We have a situation where most peoples conventional definitions of vigorous don’t match the research based definitions. This leads to miscommunication. Where someone hears, “Oh this says vigorous exercise is the key, so I need to go to my Crossfit gym and smash some intervals.” When that’s not what this study says what so ever.
Both categories are useful. In this study, it tells us that daily chores aren’t as efficient, or aren’t enough to give us the benefits of moving a bit more. So in this case, sure going for a brisk walk or a slow walk is 4-9x more efficient at delivering health benefits than making your bed. But…that doesn’t mean we extrapolate that out to: we all need to do hard intervals all the time over easy running. That’s not what this study looked at.
That’s important. It tells us the message can’t just be slowly walk your dog, but you need to deliberately move: play with your kids, go on a job, speed walk, whatever it is.
But it doesn’t tell us about what exercise is best for health or longevity. That’s not what the researchers studied. They looked at activity, not exercise.
The sad part is, we have plenty of research that does tackle this question. That looks at training intensity zones or types and the impact it has on general fitness and health. And the conclusion is almost always the same:
First, anything helps if you are sedentary. Literally any exercise. Fast, slow, long, short. Just get moving. That’s the number one thing. Don’t get lost in the details. They don’t matter because truthfully, you’re so out of shape that all “zones” kind of blend together. You’ve got to get fit enough to train.

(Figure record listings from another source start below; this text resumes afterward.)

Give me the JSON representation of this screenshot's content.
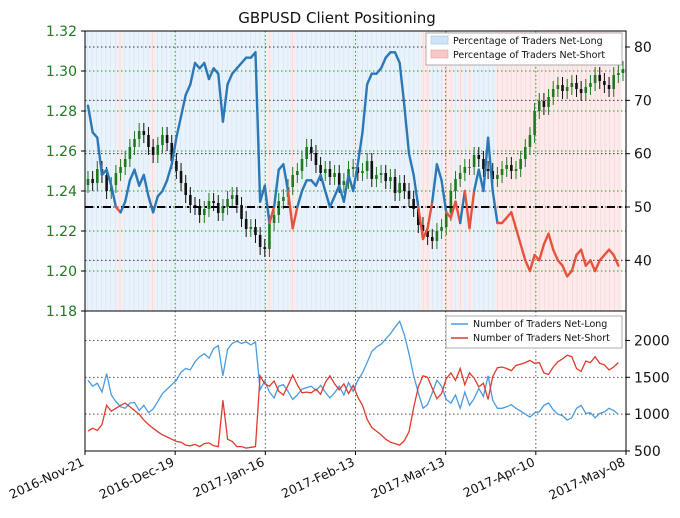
{
  "chart_data": [
    {
      "type": "line",
      "title": "GBPUSD Client Positioning",
      "xlabel": "",
      "x_dates": [
        "2016-Nov-21",
        "2016-Dec-19",
        "2017-Jan-16",
        "2017-Feb-13",
        "2017-Mar-13",
        "2017-Apr-10",
        "2017-May-08"
      ],
      "y_left_label": "",
      "y_left_ticks": [
        "1.18",
        "1.20",
        "1.22",
        "1.24",
        "1.26",
        "1.28",
        "1.30",
        "1.32"
      ],
      "y_left_lim": [
        1.18,
        1.32
      ],
      "y_right_ticks": [
        "40",
        "50",
        "60",
        "70",
        "80"
      ],
      "y_right_lim": [
        30.5,
        83
      ],
      "reference_line_pct": 50,
      "grid": true,
      "legend_position": "top-right",
      "legend": [
        {
          "name": "Percentage of Traders Net-Long",
          "color": "#cfe4f5"
        },
        {
          "name": "Percentage of Traders Net-Short",
          "color": "#f7c8c8"
        }
      ],
      "price_color": "#1f7a1f",
      "price_down_color": "#111111",
      "price_close_approx": [
        1.246,
        1.244,
        1.251,
        1.248,
        1.24,
        1.243,
        1.249,
        1.252,
        1.256,
        1.262,
        1.266,
        1.27,
        1.268,
        1.262,
        1.258,
        1.263,
        1.268,
        1.264,
        1.255,
        1.25,
        1.244,
        1.238,
        1.233,
        1.232,
        1.228,
        1.231,
        1.235,
        1.234,
        1.229,
        1.232,
        1.236,
        1.238,
        1.233,
        1.226,
        1.221,
        1.222,
        1.218,
        1.212,
        1.211,
        1.224,
        1.228,
        1.235,
        1.237,
        1.242,
        1.248,
        1.25,
        1.256,
        1.262,
        1.259,
        1.253,
        1.249,
        1.251,
        1.247,
        1.249,
        1.243,
        1.245,
        1.251,
        1.252,
        1.249,
        1.25,
        1.255,
        1.246,
        1.248,
        1.249,
        1.245,
        1.247,
        1.239,
        1.244,
        1.24,
        1.236,
        1.231,
        1.223,
        1.22,
        1.217,
        1.215,
        1.22,
        1.222,
        1.229,
        1.24,
        1.246,
        1.249,
        1.252,
        1.252,
        1.258,
        1.256,
        1.251,
        1.25,
        1.246,
        1.248,
        1.251,
        1.253,
        1.25,
        1.251,
        1.256,
        1.262,
        1.268,
        1.28,
        1.285,
        1.282,
        1.287,
        1.291,
        1.293,
        1.29,
        1.292,
        1.294,
        1.291,
        1.289,
        1.292,
        1.294,
        1.298,
        1.295,
        1.293,
        1.291,
        1.298,
        1.299,
        1.301
      ],
      "pct_net_long_approx": [
        69,
        64,
        63,
        56,
        57,
        54,
        50,
        49,
        51,
        55,
        57,
        54,
        56,
        52,
        49,
        52,
        53,
        55,
        58,
        63,
        67,
        71,
        73,
        77,
        76,
        77,
        74,
        76,
        75,
        66,
        73,
        75,
        76,
        77,
        78,
        78,
        79,
        51,
        54,
        47,
        50,
        57,
        58,
        53,
        46,
        50,
        53,
        55,
        55,
        54,
        56,
        53,
        50,
        52,
        54,
        51,
        56,
        53,
        58,
        64,
        73,
        75,
        75,
        76,
        78,
        79,
        79,
        77,
        69,
        60,
        56,
        50,
        44,
        46,
        51,
        58,
        55,
        49,
        48,
        51,
        47,
        53,
        46,
        53,
        57,
        53,
        63,
        53,
        47,
        47,
        48,
        49,
        46,
        43,
        40,
        38,
        41,
        40,
        43,
        45,
        42,
        40,
        39,
        37,
        38,
        41,
        42,
        39,
        40,
        38,
        40,
        41,
        42,
        41,
        39
      ],
      "series": [
        {
          "name": "Percentage of Traders Net-Long",
          "color": "#2c78b5",
          "pct_lt_50": false
        },
        {
          "name": "Percentage of Traders Net-Short",
          "color": "#e5533d",
          "pct_lt_50": true
        }
      ]
    },
    {
      "type": "line",
      "xlabel": "",
      "y_right_ticks": [
        "500",
        "1000",
        "1500",
        "2000"
      ],
      "y_lim": [
        500,
        2400
      ],
      "grid": true,
      "legend_position": "top-right",
      "series": [
        {
          "name": "Number of Traders Net-Long",
          "color": "#4a9be0",
          "values": [
            1460,
            1380,
            1420,
            1300,
            1550,
            1260,
            1170,
            1100,
            1080,
            1150,
            1160,
            1050,
            1120,
            1020,
            1070,
            1170,
            1280,
            1340,
            1400,
            1460,
            1570,
            1620,
            1600,
            1710,
            1780,
            1820,
            1760,
            1890,
            1930,
            1520,
            1880,
            1960,
            1990,
            1960,
            1980,
            1940,
            1980,
            1330,
            1450,
            1300,
            1220,
            1380,
            1400,
            1310,
            1200,
            1260,
            1340,
            1360,
            1380,
            1320,
            1390,
            1300,
            1220,
            1290,
            1380,
            1260,
            1430,
            1310,
            1460,
            1560,
            1700,
            1850,
            1910,
            1950,
            2020,
            2090,
            2180,
            2260,
            2080,
            1820,
            1520,
            1290,
            1080,
            1130,
            1290,
            1460,
            1380,
            1200,
            1150,
            1260,
            1080,
            1300,
            1120,
            1210,
            1350,
            1240,
            1520,
            1190,
            1080,
            1080,
            1100,
            1130,
            1080,
            1040,
            1000,
            960,
            1020,
            1030,
            1120,
            1150,
            1060,
            1000,
            980,
            920,
            950,
            1080,
            1120,
            1010,
            1020,
            950,
            1010,
            1030,
            1080,
            1050,
            1000
          ]
        },
        {
          "name": "Number of Traders Net-Short",
          "color": "#e03a2c",
          "values": [
            770,
            810,
            780,
            860,
            1120,
            1040,
            1080,
            1120,
            1150,
            1100,
            1050,
            1000,
            920,
            860,
            810,
            760,
            720,
            690,
            660,
            630,
            620,
            580,
            570,
            590,
            560,
            600,
            610,
            570,
            560,
            1190,
            660,
            630,
            560,
            560,
            540,
            550,
            560,
            1520,
            1410,
            1380,
            1450,
            1310,
            1260,
            1390,
            1530,
            1400,
            1290,
            1300,
            1290,
            1340,
            1270,
            1430,
            1520,
            1410,
            1330,
            1410,
            1280,
            1390,
            1230,
            1120,
            930,
            820,
            770,
            720,
            660,
            620,
            600,
            580,
            640,
            760,
            1090,
            1370,
            1520,
            1500,
            1350,
            1210,
            1280,
            1480,
            1560,
            1460,
            1620,
            1400,
            1560,
            1490,
            1370,
            1420,
            1200,
            1510,
            1630,
            1640,
            1620,
            1590,
            1660,
            1680,
            1700,
            1730,
            1690,
            1700,
            1560,
            1540,
            1640,
            1710,
            1750,
            1800,
            1780,
            1620,
            1580,
            1720,
            1700,
            1780,
            1690,
            1670,
            1600,
            1640,
            1700
          ]
        }
      ]
    }
  ]
}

Second, after we get moving, a smart mixture of everything works best. Each intensity type helps in a slightly different way. There’s overlap, but each activates different pathways in different amounts. So we need a bit of everything.
What’s the best mixture depends on your goals, but history and science point to the same thing for health and longevity: a good amount of easy, a bit of moderate, a spice of “hard” and repeat for months and years on end. The last part being the most important part.

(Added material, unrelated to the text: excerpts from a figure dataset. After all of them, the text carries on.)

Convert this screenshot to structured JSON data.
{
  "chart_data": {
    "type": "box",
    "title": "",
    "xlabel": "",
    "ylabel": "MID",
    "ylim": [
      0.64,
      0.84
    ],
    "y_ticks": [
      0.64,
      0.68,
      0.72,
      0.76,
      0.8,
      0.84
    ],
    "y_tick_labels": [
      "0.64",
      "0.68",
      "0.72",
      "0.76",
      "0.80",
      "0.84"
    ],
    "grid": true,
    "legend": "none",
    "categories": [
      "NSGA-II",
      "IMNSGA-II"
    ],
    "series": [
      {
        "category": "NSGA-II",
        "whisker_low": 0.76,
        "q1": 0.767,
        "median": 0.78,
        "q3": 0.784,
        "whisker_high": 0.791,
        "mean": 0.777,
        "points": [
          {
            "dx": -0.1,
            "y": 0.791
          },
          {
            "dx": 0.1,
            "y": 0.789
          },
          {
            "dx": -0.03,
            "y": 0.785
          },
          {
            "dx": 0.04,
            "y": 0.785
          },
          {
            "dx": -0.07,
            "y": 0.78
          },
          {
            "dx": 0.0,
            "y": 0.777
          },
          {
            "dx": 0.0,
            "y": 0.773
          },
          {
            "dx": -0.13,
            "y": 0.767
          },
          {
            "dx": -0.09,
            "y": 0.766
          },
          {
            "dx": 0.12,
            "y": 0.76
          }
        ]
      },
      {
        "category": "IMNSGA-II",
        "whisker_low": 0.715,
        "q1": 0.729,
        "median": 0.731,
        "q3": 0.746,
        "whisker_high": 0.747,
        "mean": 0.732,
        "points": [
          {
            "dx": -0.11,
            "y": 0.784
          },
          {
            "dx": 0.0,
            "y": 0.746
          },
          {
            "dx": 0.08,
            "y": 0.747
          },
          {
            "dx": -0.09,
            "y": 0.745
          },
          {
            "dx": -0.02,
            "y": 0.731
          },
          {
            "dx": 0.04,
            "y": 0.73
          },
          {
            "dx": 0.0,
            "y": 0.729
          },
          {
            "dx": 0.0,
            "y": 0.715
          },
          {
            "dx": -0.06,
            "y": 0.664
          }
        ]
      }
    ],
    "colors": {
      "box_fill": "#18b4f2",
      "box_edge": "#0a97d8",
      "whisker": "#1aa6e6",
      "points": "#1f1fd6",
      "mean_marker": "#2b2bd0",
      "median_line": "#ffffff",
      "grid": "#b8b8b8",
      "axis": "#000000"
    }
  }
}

No, there isn’t some magic formula or workout. No, Tabata sprints or the Norwegian 4x4 isn’t going to give you the best of everything. There is no Pert Plus of workouts. The best program is a balanced one that is sustainable for YOU.
Somehow, this explanation led me to getting called names by one of the world’s biggest authors. It makes me sad. Because my hope is that we can disagree on substance, without reacting like a toddler hurling ad hominem attacks.
The internet has ruined far too many brains. Maybe the answer after all is we need more brisk walks…just not for our health, but to get us outside, in the real world, preferably with friends, so we don’t lose our minds screaming horrendous words on the internet…
Don’t forget to touch grass on your walk… that’s probably the most important lesson.
-Steve



Anybody calling you "bro science" is hilarious, you're the opposite. He's out of his element
Only 3 certainties in life: death, taxes and being insulted by Taleb.